A driver for the latest update may involve lost money, says Kollias-Baker. "Drug companies are starting to put a lot of pressure on the FDA to crack down on illegal compounding because it really is cutting into their profits. They have gone to an incredible amount of money and effort to get a product approved. Then a compounder can - without having to prove safety, efficacy - sell it over the counter to (any) veterinarian."
Dr. Joe Bertone, MS, DACVIM, formerly an FDA veterinary medical officer who now practices at Alpine Animal Hospital in Carbondale, Colo., agrees. "The money being made in compouding is astronomical because costs are so low. They can buy an oil drum filled with clenbuterol for pennies on the dollar," and sell it for much more.
Why compounding works
Because many drugs are not labeled for equine use, veterinarians may resort to human medications that become extraordinarily costly, says Dr. Rick Mitchell co-owner of Fairfield Equine Hospital, Fairfield, Conn.
Yet raw materials are available to pharmaceutical compounders to produce the drugs and do so in dosage delivery systems appropriate for horse use.
"Having the compounding pharmacies that can make more concentrated or specialized delivery systems such as a syrup that is palatable is really helpful to us immensely," he says.
To compound or not
Whether to compound is "a judgement call" on the part of a doctor, says Mitchell.
"When it's a situation of absolute needs and we can't get a product in a veterinary label that we need for the horse for health-preserving and life-saving measures, the compounding pharmacies have proven to be quite useful. On the other hand, when it gets down to economics, and veterinary products are already available, it may not always be the right choice from a quality standpoint," he says.
In the case of clenbuterol, Mitchell says he'll only buy from Boehringer, because in his practice people don't object to paying for brand names. "We feel our clientele will bear the expense of it without complaining."
Check out your compounder
Some compounders are known to stretch the law.
Bertone cites an analysis of an unnamed product, in which 10 compounders were evaluated. The average of what was indicated on the label, when the compound was tested, was only 60 percent of what it said it contained.
"You could assume that they knew they're gypping the practitioner," says Bertone. "But on the other hand, they may think they are making the product according to the label, but they have no verification. When they buy these products, almost invariably, they buy them from overseas, from India and China. The product they're getting - who knows what it is," he says.
Illegal compounders, i.e. those who know they're selling a raw deal, have survived thus far due to FDA cutbacks, says Kollias-Baker. "FDA says they don't have enough money to go to the individual pharmacies to close them down. I think they chose clenbuterol because they were probably given evidence that it was a blatant violation of the compounding laws."
The future for black market clenbuterol is in the hands of the FDA and knowledgeable veterinarians.
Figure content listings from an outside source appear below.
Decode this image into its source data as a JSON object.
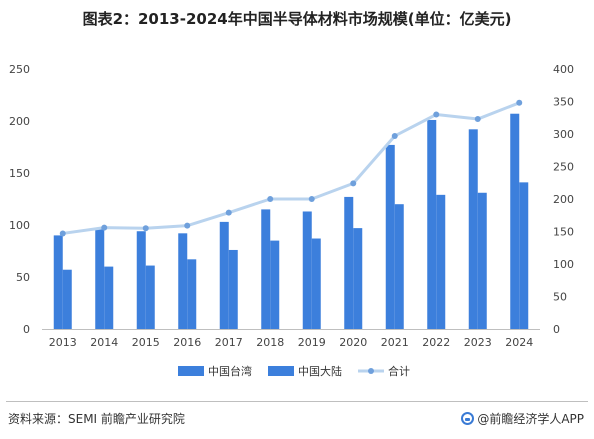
{
  "title": "图表2：2013-2024年中国半导体材料市场规模(单位：亿美元)",
  "source": "资料来源：SEMI 前瞻产业研究院",
  "brand": "@前瞻经济学人APP",
  "watermark": "前瞻产业研究院",
  "colors": {
    "taiwan": "#3c7fdc",
    "mainland": "#3c7fdc",
    "total_line": "#b9d3ee",
    "total_marker": "#6fa0dc"
  },
  "chart_data": {
    "type": "bar",
    "categories": [
      "2013",
      "2014",
      "2015",
      "2016",
      "2017",
      "2018",
      "2019",
      "2020",
      "2021",
      "2022",
      "2023",
      "2024"
    ],
    "series": [
      {
        "name": "中国台湾",
        "type": "bar",
        "axis": "left",
        "values": [
          90,
          96,
          94,
          92,
          103,
          115,
          113,
          127,
          177,
          201,
          192,
          207
        ]
      },
      {
        "name": "中国大陆",
        "type": "bar",
        "axis": "left",
        "values": [
          57,
          60,
          61,
          67,
          76,
          85,
          87,
          97,
          120,
          129,
          131,
          141
        ]
      },
      {
        "name": "合计",
        "type": "line",
        "axis": "right",
        "values": [
          147,
          156,
          155,
          159,
          179,
          200,
          200,
          224,
          297,
          330,
          323,
          348
        ]
      }
    ],
    "y_left": {
      "min": 0,
      "max": 250,
      "ticks": [
        "0",
        "50",
        "100",
        "150",
        "200",
        "250"
      ]
    },
    "y_right": {
      "min": 0,
      "max": 400,
      "ticks": [
        "0",
        "50",
        "100",
        "150",
        "200",
        "250",
        "300",
        "350",
        "400"
      ]
    },
    "grid": false,
    "legend_position": "bottom"
  }
}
In short, Bertone says the reality is FDA has no way to track it.
"You can't depend on the FDA to regulate this," he says. "It's got a low priority because (horses are) non-food animals."
Adds Bertone, "The FDA is slow to move. They have reasons for being slow to move. They have to take into account the law.
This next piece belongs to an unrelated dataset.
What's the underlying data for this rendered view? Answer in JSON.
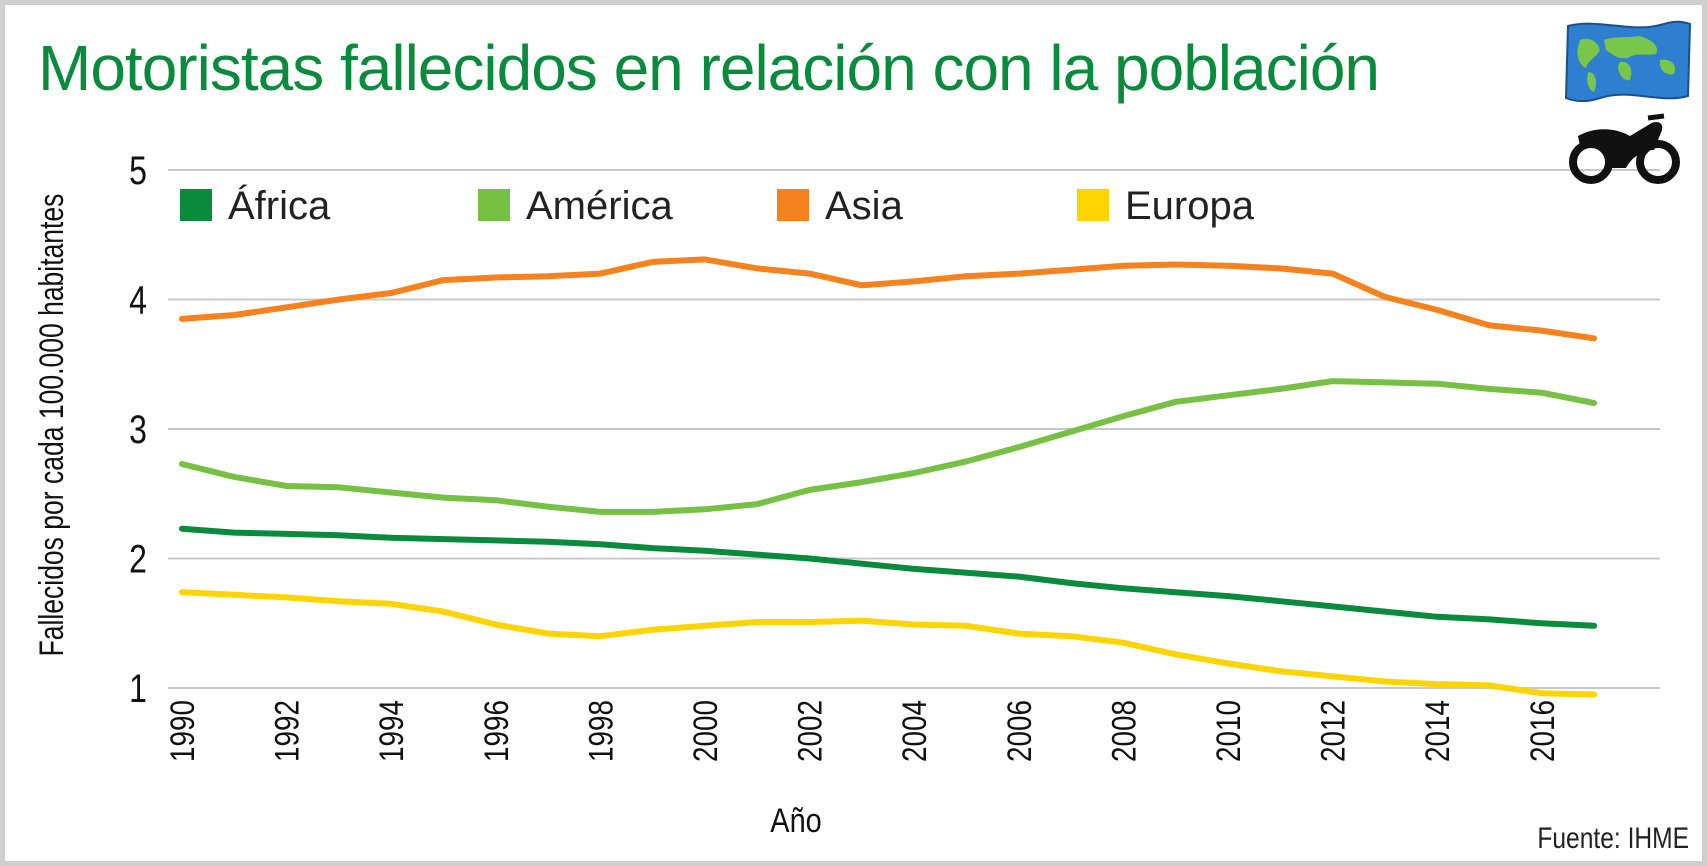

"What you don't want to do is press the FDA into a situation where they have to stop and go after every compounder, because we need that process in practice."
Meanwhile, he says the onus is on veterinarians to remain vigilant about illegitimate compounders.
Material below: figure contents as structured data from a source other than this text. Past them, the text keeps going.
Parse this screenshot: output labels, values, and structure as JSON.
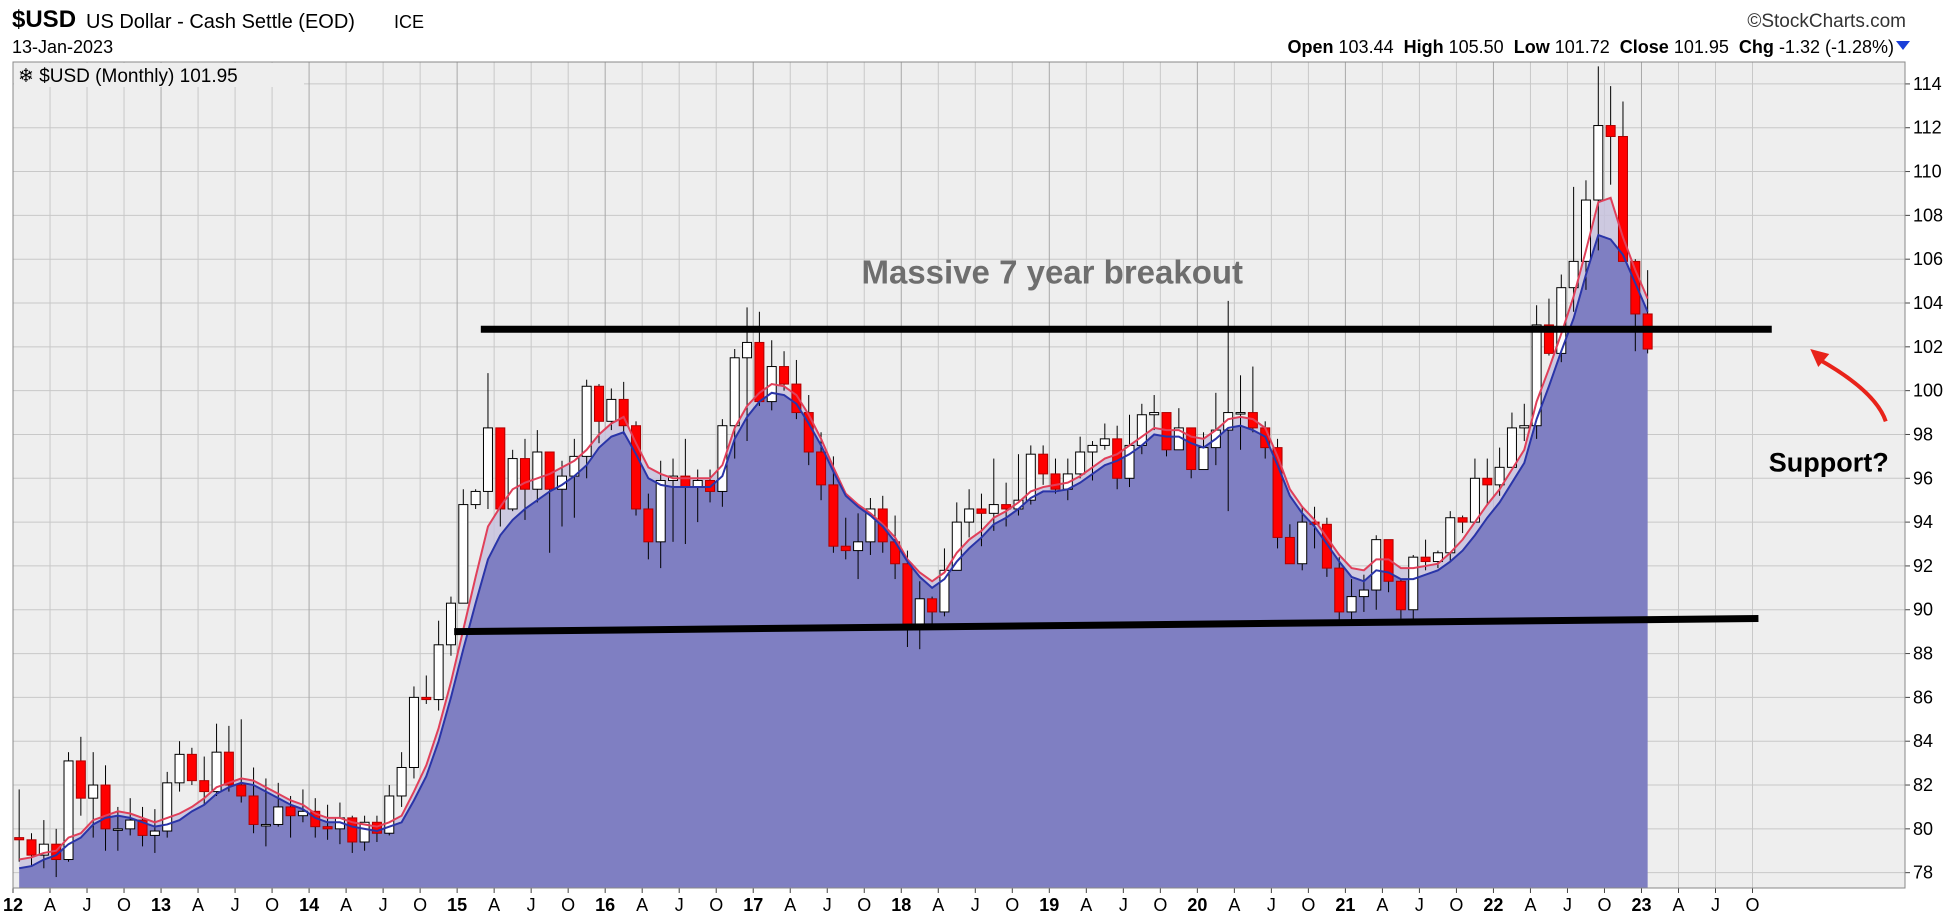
{
  "header": {
    "symbol": "$USD",
    "description": "US Dollar - Cash Settle (EOD)",
    "exchange": "ICE",
    "date": "13-Jan-2023",
    "brand": "©StockCharts.com",
    "open_label": "Open",
    "open": "103.44",
    "high_label": "High",
    "high": "105.50",
    "low_label": "Low",
    "low": "101.72",
    "close_label": "Close",
    "close": "101.95",
    "chg_label": "Chg",
    "chg": "-1.32 (-1.28%)"
  },
  "legend": "$USD (Monthly) 101.95",
  "colors": {
    "up": "#ffffff",
    "down": "#ff0000",
    "wick": "#000000",
    "area": "#7f7fc2",
    "ma_fast": "#e0405a",
    "ma_slow": "#2a35a8",
    "grid": "#c8c8c8",
    "background": "#eeeeee"
  },
  "chart_data": {
    "type": "candlestick",
    "ylim": [
      77.3,
      115
    ],
    "yticks": [
      78,
      80,
      82,
      84,
      86,
      88,
      90,
      92,
      94,
      96,
      98,
      100,
      102,
      104,
      106,
      108,
      110,
      112,
      114
    ],
    "xlim": [
      2012.0,
      2024.78
    ],
    "xticks": [
      {
        "label": "12",
        "year": true
      },
      {
        "label": "A"
      },
      {
        "label": "J"
      },
      {
        "label": "O"
      },
      {
        "label": "13",
        "year": true
      },
      {
        "label": "A"
      },
      {
        "label": "J"
      },
      {
        "label": "O"
      },
      {
        "label": "14",
        "year": true
      },
      {
        "label": "A"
      },
      {
        "label": "J"
      },
      {
        "label": "O"
      },
      {
        "label": "15",
        "year": true
      },
      {
        "label": "A"
      },
      {
        "label": "J"
      },
      {
        "label": "O"
      },
      {
        "label": "16",
        "year": true
      },
      {
        "label": "A"
      },
      {
        "label": "J"
      },
      {
        "label": "O"
      },
      {
        "label": "17",
        "year": true
      },
      {
        "label": "A"
      },
      {
        "label": "J"
      },
      {
        "label": "O"
      },
      {
        "label": "18",
        "year": true
      },
      {
        "label": "A"
      },
      {
        "label": "J"
      },
      {
        "label": "O"
      },
      {
        "label": "19",
        "year": true
      },
      {
        "label": "A"
      },
      {
        "label": "J"
      },
      {
        "label": "O"
      },
      {
        "label": "20",
        "year": true
      },
      {
        "label": "A"
      },
      {
        "label": "J"
      },
      {
        "label": "O"
      },
      {
        "label": "21",
        "year": true
      },
      {
        "label": "A"
      },
      {
        "label": "J"
      },
      {
        "label": "O"
      },
      {
        "label": "22",
        "year": true
      },
      {
        "label": "A"
      },
      {
        "label": "J"
      },
      {
        "label": "O"
      },
      {
        "label": "23",
        "year": true
      },
      {
        "label": "A"
      },
      {
        "label": "J"
      },
      {
        "label": "O"
      }
    ],
    "close": [
      79.5,
      78.8,
      79.3,
      78.6,
      83.1,
      81.4,
      82.0,
      80.0,
      80.0,
      80.4,
      79.7,
      79.9,
      82.1,
      83.4,
      82.2,
      81.7,
      83.5,
      82.0,
      81.5,
      80.2,
      80.2,
      81.0,
      80.6,
      80.8,
      80.1,
      80.0,
      80.5,
      79.4,
      80.3,
      79.8,
      81.5,
      82.8,
      86.0,
      85.9,
      88.4,
      90.3,
      94.8,
      95.4,
      98.3,
      94.6,
      96.9,
      95.5,
      97.2,
      95.5,
      96.1,
      97.0,
      100.2,
      98.6,
      99.6,
      98.4,
      94.6,
      93.1,
      95.9,
      96.1,
      95.6,
      95.9,
      95.4,
      98.4,
      101.5,
      102.2,
      99.5,
      101.1,
      100.3,
      99.0,
      97.2,
      95.7,
      92.9,
      92.7,
      93.1,
      94.6,
      93.1,
      92.1,
      89.2,
      90.5,
      89.9,
      91.8,
      94.0,
      94.6,
      94.4,
      94.8,
      94.6,
      95.0,
      97.1,
      96.2,
      95.5,
      96.2,
      97.2,
      97.5,
      97.8,
      96.0,
      97.5,
      98.9,
      99.0,
      97.3,
      98.3,
      96.4,
      97.4,
      98.2,
      99.0,
      99.0,
      98.3,
      97.4,
      93.3,
      92.1,
      94.0,
      93.9,
      91.9,
      89.9,
      90.6,
      90.9,
      93.2,
      91.3,
      90.0,
      92.4,
      92.2,
      92.6,
      94.2,
      94.0,
      96.0,
      95.7,
      96.5,
      98.3,
      98.4,
      103.0,
      101.7,
      104.7,
      105.9,
      108.7,
      112.1,
      111.6,
      105.9,
      103.5,
      101.9
    ],
    "high": [
      81.8,
      79.8,
      80.4,
      80.0,
      83.5,
      84.2,
      83.5,
      82.9,
      81.0,
      81.4,
      81.0,
      80.9,
      82.6,
      84.0,
      83.7,
      83.3,
      84.8,
      84.7,
      85.0,
      82.8,
      82.3,
      82.1,
      81.5,
      81.8,
      81.4,
      81.1,
      81.2,
      80.6,
      80.6,
      80.6,
      82.0,
      83.5,
      86.5,
      87.0,
      89.5,
      90.6,
      95.5,
      95.5,
      100.8,
      98.3,
      97.3,
      97.8,
      98.2,
      97.0,
      96.8,
      97.8,
      100.5,
      100.3,
      100.1,
      100.4,
      98.6,
      95.3,
      96.8,
      96.9,
      97.8,
      96.4,
      96.4,
      98.7,
      101.9,
      103.8,
      103.6,
      102.3,
      101.8,
      101.4,
      99.8,
      98.1,
      97.0,
      94.2,
      94.4,
      95.1,
      95.2,
      94.3,
      92.7,
      91.3,
      90.6,
      92.8,
      94.9,
      95.5,
      95.3,
      96.9,
      95.8,
      97.1,
      97.5,
      97.5,
      96.9,
      96.9,
      97.9,
      97.7,
      98.5,
      98.4,
      98.9,
      99.4,
      99.8,
      98.7,
      99.2,
      98.3,
      98.1,
      99.9,
      104.1,
      100.7,
      101.1,
      98.6,
      97.8,
      93.9,
      94.7,
      94.7,
      94.2,
      92.4,
      91.4,
      91.6,
      93.4,
      93.0,
      91.4,
      92.5,
      93.2,
      92.7,
      94.5,
      94.3,
      96.9,
      96.9,
      97.4,
      99.0,
      99.4,
      103.9,
      104.2,
      105.3,
      109.3,
      109.6,
      114.8,
      113.9,
      113.2,
      106.0,
      105.5
    ],
    "low": [
      78.5,
      78.3,
      78.2,
      77.8,
      78.5,
      80.6,
      79.6,
      79.0,
      79.0,
      79.7,
      79.2,
      78.9,
      79.6,
      81.7,
      82.0,
      81.1,
      81.5,
      81.7,
      81.2,
      79.8,
      79.2,
      80.1,
      79.6,
      80.3,
      79.6,
      79.5,
      79.3,
      78.9,
      79.0,
      79.4,
      79.7,
      81.0,
      82.3,
      85.7,
      85.4,
      87.9,
      90.3,
      94.6,
      94.6,
      93.8,
      94.5,
      94.1,
      94.9,
      92.6,
      93.8,
      94.2,
      96.0,
      97.6,
      98.2,
      98.0,
      94.3,
      92.3,
      91.9,
      93.1,
      93.0,
      94.0,
      94.9,
      94.7,
      96.9,
      97.7,
      99.3,
      99.1,
      100.0,
      98.7,
      96.6,
      95.0,
      92.6,
      92.3,
      91.4,
      92.5,
      92.6,
      91.4,
      88.3,
      88.2,
      89.2,
      89.7,
      91.9,
      93.3,
      92.9,
      93.6,
      93.8,
      94.3,
      94.8,
      95.7,
      95.3,
      95.0,
      96.0,
      95.9,
      97.3,
      95.5,
      95.6,
      97.1,
      98.2,
      97.0,
      97.3,
      96.0,
      96.4,
      96.6,
      94.5,
      97.3,
      98.1,
      96.9,
      92.8,
      92.1,
      91.8,
      92.8,
      91.5,
      89.5,
      89.3,
      89.9,
      90.0,
      90.8,
      89.6,
      89.5,
      91.8,
      91.9,
      92.2,
      93.5,
      94.4,
      94.8,
      95.2,
      96.6,
      97.7,
      97.8,
      101.6,
      101.3,
      103.6,
      104.6,
      106.4,
      109.4,
      107.3,
      101.8,
      101.7
    ],
    "ma_fast": [
      78.6,
      78.7,
      78.9,
      79.0,
      79.6,
      79.8,
      80.4,
      80.6,
      80.8,
      80.7,
      80.5,
      80.3,
      80.5,
      80.7,
      81.0,
      81.4,
      81.9,
      82.1,
      82.3,
      82.2,
      81.9,
      81.6,
      81.3,
      81.1,
      80.7,
      80.5,
      80.5,
      80.3,
      80.2,
      80.1,
      80.3,
      80.6,
      81.7,
      82.9,
      84.6,
      86.7,
      89.1,
      91.5,
      93.8,
      94.7,
      95.5,
      95.8,
      96.0,
      96.2,
      96.5,
      96.8,
      97.3,
      98.0,
      98.5,
      98.8,
      97.6,
      96.5,
      96.2,
      96.0,
      96.0,
      96.0,
      96.0,
      96.6,
      98.3,
      99.3,
      99.9,
      100.3,
      100.2,
      99.8,
      98.9,
      97.8,
      96.5,
      95.3,
      94.8,
      94.4,
      93.9,
      93.3,
      92.3,
      91.7,
      91.3,
      91.7,
      92.6,
      93.2,
      93.6,
      94.2,
      94.5,
      94.9,
      95.4,
      95.6,
      95.7,
      95.8,
      96.1,
      96.5,
      96.9,
      97.1,
      97.5,
      97.9,
      98.3,
      98.2,
      98.2,
      97.9,
      97.8,
      98.2,
      98.7,
      98.8,
      98.7,
      98.3,
      97.0,
      95.5,
      94.7,
      94.1,
      93.3,
      92.5,
      91.9,
      91.8,
      92.3,
      92.3,
      91.9,
      91.9,
      92.0,
      92.1,
      92.6,
      93.2,
      94.0,
      94.8,
      95.5,
      96.4,
      97.3,
      99.5,
      101.0,
      102.6,
      104.3,
      106.4,
      108.6,
      108.8,
      107.0,
      105.5,
      104.2
    ],
    "ma_slow": [
      78.2,
      78.3,
      78.6,
      78.8,
      79.3,
      79.6,
      80.2,
      80.5,
      80.6,
      80.5,
      80.3,
      80.1,
      80.2,
      80.4,
      80.8,
      81.1,
      81.6,
      81.9,
      82.1,
      82.0,
      81.7,
      81.4,
      81.1,
      80.9,
      80.5,
      80.3,
      80.3,
      80.1,
      80.0,
      79.9,
      80.1,
      80.3,
      81.3,
      82.4,
      84.0,
      86.0,
      88.2,
      90.3,
      92.3,
      93.4,
      94.1,
      94.6,
      95.0,
      95.4,
      95.7,
      96.1,
      96.6,
      97.4,
      97.9,
      98.1,
      97.1,
      96.0,
      95.7,
      95.6,
      95.6,
      95.6,
      95.6,
      96.1,
      97.8,
      98.8,
      99.5,
      99.9,
      99.8,
      99.4,
      98.5,
      97.5,
      96.3,
      95.2,
      94.7,
      94.3,
      93.8,
      93.1,
      92.2,
      91.5,
      91.0,
      91.4,
      92.2,
      92.8,
      93.3,
      93.9,
      94.2,
      94.6,
      95.1,
      95.4,
      95.4,
      95.5,
      95.8,
      96.2,
      96.6,
      96.8,
      97.1,
      97.5,
      98.0,
      97.9,
      97.9,
      97.6,
      97.4,
      97.8,
      98.3,
      98.4,
      98.2,
      97.9,
      96.6,
      95.2,
      94.4,
      93.8,
      93.0,
      92.2,
      91.5,
      91.3,
      91.8,
      91.7,
      91.4,
      91.4,
      91.6,
      91.8,
      92.2,
      92.7,
      93.4,
      94.2,
      94.9,
      95.8,
      96.7,
      98.7,
      100.2,
      101.8,
      103.3,
      105.3,
      107.1,
      106.9,
      106.2,
      104.9,
      103.6
    ],
    "lines": [
      {
        "x1": 2015.16,
        "y1": 102.8,
        "x2": 2023.88,
        "y2": 102.8
      },
      {
        "x1": 2014.98,
        "y1": 89.0,
        "x2": 2023.79,
        "y2": 89.6
      }
    ],
    "annotations": [
      {
        "text": "Massive 7 year breakout",
        "x": 2019.02,
        "y": 104.9
      },
      {
        "text": "Support?",
        "x": 2024.67,
        "y": 96.3
      }
    ],
    "arrow": {
      "x1": 2024.65,
      "y1": 98.6,
      "x2": 2024.14,
      "y2": 101.9
    }
  }
}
"A lot of practitioners don't know that some of these non-reputable companies were doing something illegal," says Bertone. "It was the assumption that if you buy it, it must be legal."
He concludes, "It's my basic feeling that if a compounder is willing to compound things like clenbuterol, knowing it's illegal, that should give you some indication of the quality of their product. Maybe they don't care about the law, and maybe they don't care about what kind of quality product they're giving you as well."
The FDA would not respond to numerous attempts to obtain comment.